Since 1956, scholars have slowly worked to decipher the Luwian language, including Perrot's transcription. The copy was in the possession of the English archaeologist James Mellaart, who spent the last decades of his life trying to translate the slab, before his death in 2012.
Today, less than 20 people in the world are estimated to be able to read the Luwian language, and Mellaart's son gave the inscription to the team of archaeologists, who are affiliated with Zangger's Luwian Studies Foundation.
According to a press release, their translation reveals an epic story worthy of being carved into stone, namely the exploits of prince from the region of ancient Troy named Muksus who advances his forces all the way to the borders of ancient Egypt.
However, some scholars are skeptical of the authenticity of this story. Dutch scholar Fred Woudhuizen was working with a copy of a copy of a copy, notes Jarus, since Perrot's transcription was later copied by a Turkish scholar, whose work was then copied by Mellaart. Without any stones left to corroborate this copy, the authenticity of the work is suspect. Mellaart's own credibility also must be considered. Scholars have spoken out against some of his claims, and in 1991, he was forced to publish a story in HALI magazine titled "James Mellaart Answers His Critics."

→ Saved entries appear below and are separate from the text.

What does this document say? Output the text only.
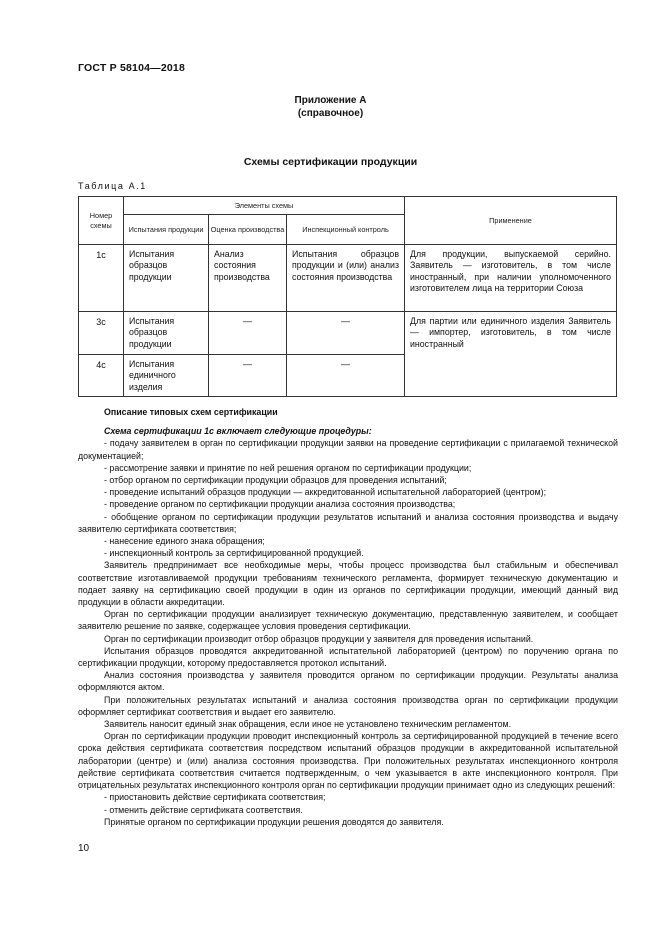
ГОСТ Р 58104—2018
Приложение А
(справочное)
Схемы сертификации продукции
Таблица А.1
Номер схемы	Элементы схемы			Применение
	Испытания продукции	Оценка производства	Инспекционный контроль	
1с	Испытания образцов продукции	Анализ состояния производства	Испытания образцов продукции и (или) анализ состояния производства	Для продукции, выпускаемой серийно. Заявитель — изготовитель, в том числе иностранный, при наличии уполномоченного изготовителем лица на территории Союза
3с	Испытания образцов продукции	—	—	Для партии или единичного изделия Заявитель — импортер, изготовитель, в том числе иностранный
4с	Испытания единичного изделия	—	—	

Описание типовых схем сертификации

Схема сертификации 1с включает следующие процедуры:

- подачу заявителем в орган по сертификации продукции заявки на проведение сертификации с прилагаемой технической документацией;

- рассмотрение заявки и принятие по ней решения органом по сертификации продукции;

- отбор органом по сертификации продукции образцов для проведения испытаний;

- проведение испытаний образцов продукции — аккредитованной испытательной лабораторией (центром);

- проведение органом по сертификации продукции анализа состояния производства;

- обобщение органом по сертификации продукции результатов испытаний и анализа состояния производства и выдачу заявителю сертификата соответствия;

- нанесение единого знака обращения;

- инспекционный контроль за сертифицированной продукцией.

Заявитель предпринимает все необходимые меры, чтобы процесс производства был стабильным и обеспечивал соответствие изготавливаемой продукции требованиям технического регламента, формирует техническую документацию и подает заявку на сертификацию своей продукции в один из органов по сертификации продукции, имеющий данный вид продукции в области аккредитации.

Орган по сертификации продукции анализирует техническую документацию, представленную заявителем, и сообщает заявителю решение по заявке, содержащее условия проведения сертификации.

Орган по сертификации производит отбор образцов продукции у заявителя для проведения испытаний.

Испытания образцов проводятся аккредитованной испытательной лабораторией (центром) по поручению органа по сертификации продукции, которому предоставляется протокол испытаний.

Анализ состояния производства у заявителя проводится органом по сертификации продукции. Результаты анализа оформляются актом.

При положительных результатах испытаний и анализа состояния производства орган по сертификации продукции оформляет сертификат соответствия и выдает его заявителю.

Заявитель наносит единый знак обращения, если иное не установлено техническим регламентом.

Орган по сертификации продукции проводит инспекционный контроль за сертифицированной продукцией в течение всего срока действия сертификата соответствия посредством испытаний образцов продукции в аккредитованной испытательной лаборатории (центре) и (или) анализа состояния производства. При положительных результатах инспекционного контроля действие сертификата соответствия считается подтвержденным, о чем указывается в акте инспекционного контроля. При отрицательных результатах инспекционного контроля орган по сертификации продукции принимает одно из следующих решений:

- приостановить действие сертификата соответствия;

- отменить действие сертификата соответствия.

Принятые органом по сертификации продукции решения доводятся до заявителя.

10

But Woudhuizen and the Luwian Studies Foundation, however, argue that it would have been very difficult for Mellaart, being unable to read Luwian, to successfully forge a long, intricate inscription.
You can read a translation of the tablet yourself this December when the foundation publishes it in the journal Proceedings of the Dutch Archaeological and Historical Society – TALANTA.